Dalam banyak kasus, saya sering melihat kaitan (meskipun ini sulit dibuktikan) antara wawasan teoritis seseorang dengan cara ia berpakaian, bertindak, dan berbicara di depan khalayak ramai. Seseorang yang memiliki “passion” pada kekuasaan dan politik, misalnya, cenderung (meski ini tidak “muttarid,” berlaku dalam semua kasus) akan tampil dengan gaya hidup dan berpakaian tertentu. Saat berbicara dan bercakap-cakap dengan Mas Agus pun, saya tidak merasakan adanya “pretensi” tertentu. Dia memiliki “strong opinion,” pendapat yang solid mengenai hal-hal yang berkaitan dengan sejarah, tetapi dia tidak cenderung memaksakan pendapatnya itu, atau mendakwahkannya secara “misionaris” kepada orang-orang lain. Ketawadlu’an intelektual semacam ini amat memikat saya. Jujur saja, saya selalu memendam rasa “jengkel” pada pemikir atau intelektual yang “pretensius,” apalagi arogan.

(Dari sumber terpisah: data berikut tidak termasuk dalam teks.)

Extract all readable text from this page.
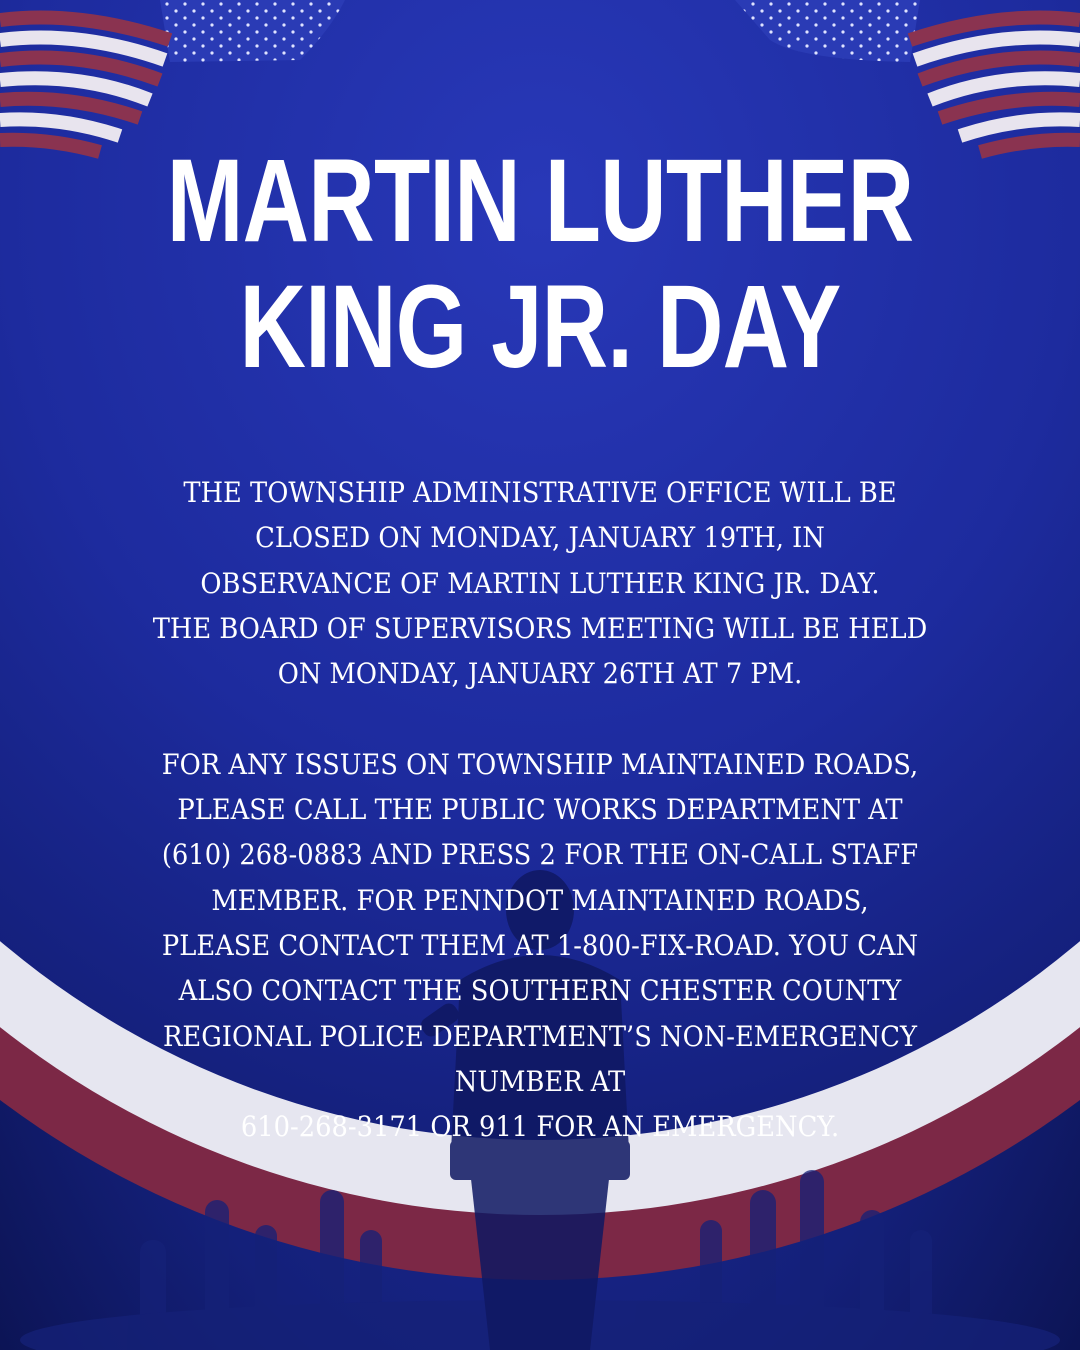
MARTIN LUTHER
KING JR. DAY
THE TOWNSHIP ADMINISTRATIVE OFFICE WILL BE
CLOSED ON MONDAY, JANUARY 19TH, IN
OBSERVANCE OF MARTIN LUTHER KING JR. DAY.
THE BOARD OF SUPERVISORS MEETING WILL BE HELD
ON MONDAY, JANUARY 26TH AT 7 PM.
FOR ANY ISSUES ON TOWNSHIP MAINTAINED ROADS,
PLEASE CALL THE PUBLIC WORKS DEPARTMENT AT
(610) 268-0883 AND PRESS 2 FOR THE ON-CALL STAFF
MEMBER. FOR PENNDOT MAINTAINED ROADS,
PLEASE CONTACT THEM AT 1-800-FIX-ROAD. YOU CAN
ALSO CONTACT THE SOUTHERN CHESTER COUNTY
REGIONAL POLICE DEPARTMENT’S NON-EMERGENCY
NUMBER AT
610-268-3171 OR 911 FOR AN EMERGENCY.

Dengan kata lain, sikap keilmuan Mas Agus dalam bidang sejarah tidak saja berhenti sebagai “posisi teoritis” saja, melainkan “tembus” ke dalam laku kehidupan sehari-hari. Karena itu, di mata saya, Mas Agus bukan sekedar seorang “ilmuwan” dan “sejarawan” dalam pengertian yang kita kenal di kalangan academia. Dia menulis sejarah sebagai ilmu dan sebagai laku sekaligus. Ini adalah “etos kesarjanaan” yang jelas tidak asing bagi orang-orang yang pernah menjalani pendidikan di pesantren. Theoria dan praxis, ilmu dan amal bersatu, bukan dua hal yang dipisahkan. Bagi Mas Agus, menulis sejarah juga bukan semata-mata tindakan ilmiah belaka, tetapi “tindakan etis.” Apa yang saya maksud dengan tindakan etis di sini ialah sesuatu yang dikerjakan dengan tanggung-jawab moral-etis tertentu.
Dengan kata lain, menulis sejarah mengandung sebuah “misi moral,” bukan semata-mata menafsirkan peristiwa sosial dengan sikap yang (seolah-olah) “obyektif.” Tanggung jawab moral di sini ialah: membela orang-orang yang lemah, dan memberdayakan mereka. Ini, tiada lain, adalah perwujudan langsung dari ajaran “ingsun” yang diwedarkan oleh Syekh Siti Jenar sebagaimana dipahami oleh Mas Agus. Menulis sejarah adalah menulis narasi dengan tujuan pokok: menanamkan kesadaran “ingsun” yang otonom dan merdeka pada komunitas yang selama ini dipinggirkan atau dipandang bukan sebagai sumber yang layak untuk penulisan sejarah.